Teachers need to provide an appropriate model and level of feedback, as well as types
of spoken corrective feedback, to students in order to help them notice their
deficiencies and produce a successful uptake as their response. The goals of this
research were to compare the model and level of feedback, as well as the types of
spoken corrective feedback offered by male and female junior and senior high school
teachers, as well as students' responses and preferences toward the types of spoken
corrective feedback offered by the teachers. This research employed descriptive
design. The participants of this research were 20 teachers that consist of male and
female teachers in junior and senior high school. The researcher recorded and
transcribed the learning process, and also distributed the questionnaire in collecting
data. Transcription, analysis, identification, display, and conclusion were all used to
analyze the data. The results revealed that the feedback model and task level were the
most dominat models and levels of feedback used by male and female teachers in
junior high and high school, but there was a difference in the overall percentage.

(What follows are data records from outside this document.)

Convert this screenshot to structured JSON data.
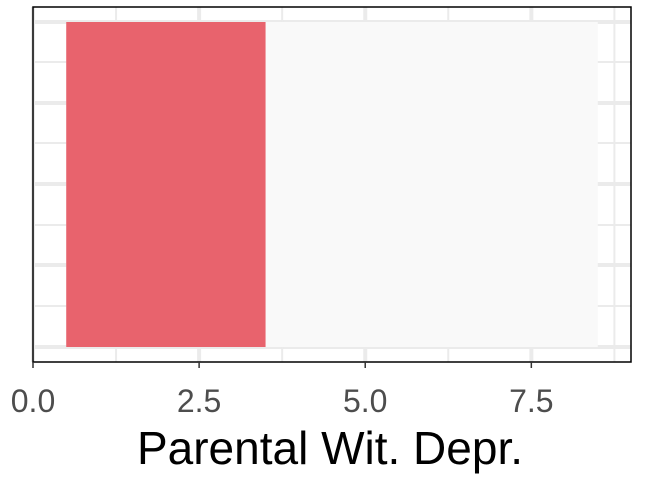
{
  "chart_data": {
    "type": "bar",
    "orientation": "horizontal",
    "title": "",
    "xlabel": "Parental Wit. Depr.",
    "ylabel": "",
    "xlim": [
      0,
      9
    ],
    "xticks": [
      0.0,
      2.5,
      5.0,
      7.5
    ],
    "xtick_labels": [
      "0.0",
      "2.5",
      "5.0",
      "7.5"
    ],
    "grid": true,
    "legend": "none",
    "background_range": [
      0.5,
      8.5
    ],
    "bars": [
      {
        "start": 0.5,
        "end": 3.5,
        "color": "#e8606a"
      }
    ],
    "colors": {
      "bar": "#e8606a",
      "background_bar": "#f9f9f9",
      "grid": "#ebebeb",
      "panel_border": "#000000"
    }
  }
}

Then, the most dominant types used by male teachers in junior high school were
explicit correction with metalinguistic explanation, didactic recast, and explicit
correction. Meanwhile, female teachers in junior high school mostly used didactic
recast, metalinguistic clue, and conversational recast. Then, male teachers in senior
high school mostly used didactic recast, metalinguistic clue and explicit correction
with metalinguistic explanation. Last, female teachers in senior high school mostly
used didactic recast, metalinguistic clue and clarification request. Metalinguistics and
clarification requests greatly contributed to students' successful uptake in male
teachers' junior high school classes; meanwhile, didactic recast greatly contributed to
students' successful uptake in female teachers' junior high school classes, male
teachers' senior high school classes, and female teachers' senior high school classes.
In addition, the students‟ preferences for male and female teachers‟ types of spoken
corrective feedback in junior and senior high school referred to didactic recast as
chosen types‟ of spoken corrective feedback.